Un enseignement exigeant, une école d'application

Il subsiste peu de traces du fonctionnement de l’Académie politique. Toutefois, ses statuts (mars 1712), rédigés par l’abbé Eusèbe Renaudot (membre de l’Académie française, savant orientaliste, conseiller de Torcy, propriétaire de La Gazette fondée par son grand-père, Théophraste Renaudot) et inspirés également par Torcy, l’abbé Legrand et Saint-Prest, ont été conservés [2]. Ils définissent ses principes pédagogiques et présentent les exercices destinés aux élèves. L’objectif est d’initier au métier, donner des connaissances précises, entraîner à parler et former l’esprit et le style.

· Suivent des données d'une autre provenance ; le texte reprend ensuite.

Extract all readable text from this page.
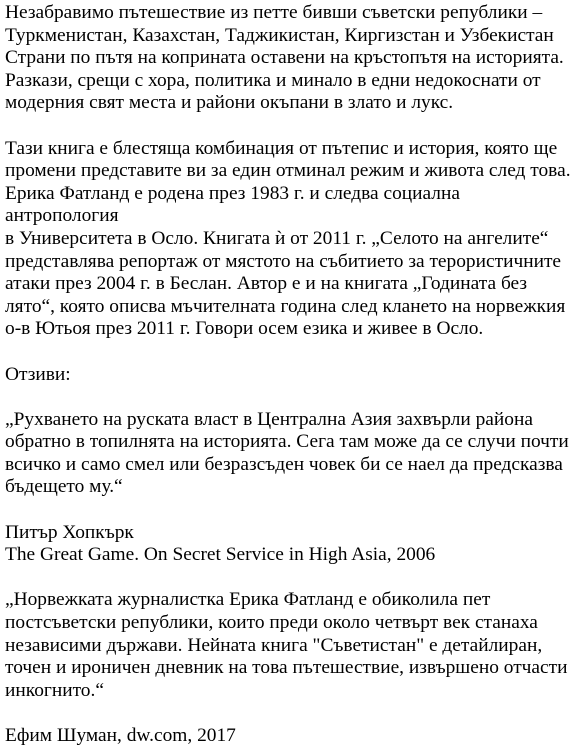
Незабравимо пътешествие из петте бивши съветски републики –
Туркменистан, Казахстан, Таджикистан, Киргизстан и Узбекистан
Страни по пътя на коприната оставени на кръстопътя на историята.
Разкази, срещи с хора, политика и минало в едни недокоснати от
модерния свят места и райони окъпани в злато и лукс.

Тази книга е блестяща комбинация от пътепис и история, която ще
промени представите ви за един отминал режим и живота след това.
Ерика Фатланд е родена през 1983 г. и следва социална антропология
в Университета в Осло. Книгата ѝ от 2011 г. „Селото на ангелите“
представлява репортаж от мястото на събитието за терористичните
атаки през 2004 г. в Беслан. Автор е и на книгата „Годината без
лято“, която описва мъчителната година след клането на норвежкия
о-в Ютьоя през 2011 г. Говори осем езика и живее в Осло.

Отзиви:

„Рухването на руската власт в Централна Азия захвърли района
обратно в топилнята на историята. Сега там може да се случи почти
всичко и само смел или безразсъден човек би се наел да предсказва
бъдещето му.“

Питър Хопкърк

The Great Game. On Secret Service in High Asia, 2006

„Норвежката журналистка Ерика Фатланд е обиколила пет
постсъветски републики, които преди около четвърт век станаха
независими държави. Нейната книга "Съветистан" е детайлиран,
точен и ироничен дневник на това пътешествие, извършено отчасти
инкогнито.“

Ефим Шуман, dw.com, 2017
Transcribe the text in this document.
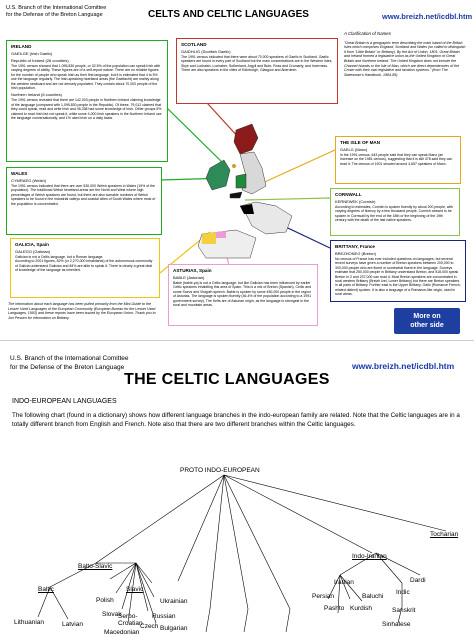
U.S. Branch of the International Comittee
for the Defense of the Breton Language	CELTS AND CELTIC LANGUAGES	www.breizh.net/icdbl.htm
A Clarification of Names
"Great Britain is a geographic term describing the main island of the British Isles which comprises England, Scotland and Wales (so called to distinguish it from "Little Britain" or Brittany). By the Act of Union, 1801, Great Britain and Ireland formed a legislative union as the United Kingdom of Great Britain and Northern Ireland. The United Kingdom does not include the Channel Islands or the Isle of Man, which are direct dependencies of the Crown with their own legislative and taxation systems." (from The Statesman's Handbook, 1984-85)
IRELAND
GAEILGE (Irish Gaelic)
Republic of Ireland (26 counties)

The 1991 census showed that 1,095,830 people, or 32.5% of the population can speak Irish with varying degrees of ability. These figures are of a self-report nature. There are no reliable figures for the number of people who speak Irish as their first language, but it is estimated that 4 to 5% use the language regularly. The Irish-speaking heartland areas (the Gaeltacht) are mainly along the western seaboard and are not densely populated. They contain about 70,000 people of the Irish population.

Northern Ireland (6 counties)

The 1991 census revealed that there are 142,003 people in Northern Ireland claiming knowledge of the language (compared with 1,095,830 people in the Republic). Of these, 79,012 claimed that they could speak, read and write Irish and 45,338 had some knowledge of Irish. Other groups 5% claimed to read Irish but not speak it, while some 4,000 Irish speakers in the Northern Ireland use the language conversationally, and 1% used Irish on a daily basis.

SCOTLAND
GAIDHLIG (Scottish Gaelic)

The 1991 census indicated that there were about 70,000 speakers of Gaelic in Scotland. Gaelic speakers are found in every part of Scotland but the main concentrations are in the Western Isles, Skye and Lochalsh, Lochaber, Sutherland, Argyll and Bute, Ross and Cromarty, and Inverness. There are also speakers in the cities of Edinburgh, Glasgow and Aberdeen.

THE ISLE OF MAN
GAELG (Manx)

In the 1991 census, 643 people said that they can speak Manx (an increase on the 1981 census), suggesting that it is still 478 said they can read it. The census of 1901 showed around 4,657 speakers of Manx.

WALES
CYMRAEG (Welsh)

The 1991 census indicated that there are over 530,000 Welsh speakers in Wales (19% of the population). The traditional Welsh heartland areas are the North and West where high percentages of Welsh speakers are found, but there are also sizeable numbers of Welsh speakers to be found in the industrial valleys and coastal cities of South Wales where most of the population is concentrated.

CORNWALL
KERNEWEK (Cornish)

According to estimates, Cornish is spoken fluently by about 200 people, with varying degrees of fluency by a few thousand people. Cornish ceased to be spoken in Cornwall by the end of the 18th or the beginning of the 19th century with the death of the last native speakers.

GALICIA, Spain
GALEGO (Galician)

Galician is not a Celtic language, but a Roman language.

According to 2001 figures, 82% (or 2,270,000 inhabitants) of the autonomous community of Galicia understand Galician and 84% are able to speak it. There is clearly a great deal of knowledge of the language as inherited.

BRITTANY, France
BREZHONEG (Breton)

No census of France has ever included questions on languages, but several recent surveys have given a number of Breton speakers between 200,000 to 300,000 people who are fluent or somewhat fluent in the language. Surveys estimate that 250,000 people in Brittany understand Breton, and 518,000 speak Breton in 2 and 237,000 can read it. Most Breton speakers are concentrated in rural western Brittany (Breizh Izel, Lower Brittany) but there are Breton speakers in all parts of Brittany. Further east is the Upper Brittany, Gallo (Romance French-related dialect) spoken. It is also a language of a Romance-like origin, used in rural areas.

ASTURIAS, Spain
BABLE (Asturian)

Bable (bable-ya) is not a Celtic language, but like Galician has been influenced by earlier Celtic speakers inhabiting this area of Spain. This is a mix of Breton (Spanish), Celtic and some Suevs and Visigoth speech. Bable is spoken by some 450,000 people in the region of Asturias. The language is spoken fluently (46.4% of the population according to a 1991 government survey). The Kelts are of Asturian origin, as the language is strongest in the rural and mountain areas.

The information about each language has been pulled primarily from the Mini-Guide to the Lesser Used Languages of the European Community (European Bureau for the Lesser Used Languages, 1993) and these reports have been issued by the European Union. Thank you to Jon Pessen for information on Brittany.	More on
other side
U.S. Branch of the International Comittee
for the Defense of the Breton Language	www.breizh.net/icdbl.htm
THE CELTIC LANGUAGES
INDO-EUROPEAN LANGUAGES
The following chart (found in a dictionary) shows how different language branches in the indo-european family are related. Note that the Celtic languages are in a totally different branch from English and French. Note also that there are two different branches within the Celtic languages.
PROTO INDO-EUROPEAN
Balto-Slavic
Baltic	Slavic
Lithuanian	Latvian
Polish
Slovak
Serbo-
Croatian
Ukrainian
Russian
Czech
Indo-Iranian
Iranian	Dardi
Indic
Persian	Baluchi
Pashto Kurdish	Sanskrit
Sinhalese
Tocharian
Macedonian
Bulgarian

« La principale étude des élèves doit estre celle de droit public, des droits du Roy, des traittez, du cérémonial,... » [3]. Ils suivent également un apprentissage pour maîtriser les langues étrangères. Les mémoires, études, statuts et rapports rédigés entre 1711 et 1718 renseignent sur les ouvrages que les aspirants secrétaires doivent avoir lus. Ils étudient avec application le traité de Hugo Grotius dont leur directeur préconise la lecture « en latin et en françois ». Ils travaillent sur les livres de Juste Lipse et sur Le Prince de Nicolas Machiavel. Ils font des extraits des ouvrages de Samuel Puffendorf (Du droit de la nature et des gens), Abraham de Wicquefort (L’Ambassadeur et ses fonctions) ou Pierre Dupuy (Traitez touchant les droits du roy très-chrestien sur plusieurs estats et seigneuries possédées par divers princes voisins).

Des imprimés achetés ou prêtés


Un choix de livres est vraisemblablement rassemblé pour leur enseignement. L’état général des ordonnances expédiées pendant l’année 1715 [4] fait apparaître à la date du 23 août une dépense de 1509 livres pour des exemplaires de « traittez et autres ouvrages » de l’Imprimerie fournis par ordre et pour le service du roi. Toutefois, le nombre de ces acquisitions doit demeurer modeste car le Dépôt du Louvre peut profiter de sa proximité avec la Bibliothèque du roi. Il entretient avec elle des relations suivies comme le prouve une lettre, écrite à Paris le 15 octobre 1717, dans laquelle M. de Saint-Prest sollicite des prêts d’ouvrages pour l’étude de questions touchant à Florence et Parme [5].

Dix années d'existence


Cette expérience pédagogique tourne court et l’école cesse ses activités au terme du 1er semestre de l’année 1722, comme l’attestent les derniers appointements reçus par les élèves [6].


Le souvenir de l’Académie politique semble bien éteint au milieu du XVIIIe siècle quand les commis dressent les tables de la Gazette d’Amsterdam. En effet, ils ne relèvent pas l’article paru en 1712 concernant pourtant une expérience pédagogique remarquable touchant leur Ministère.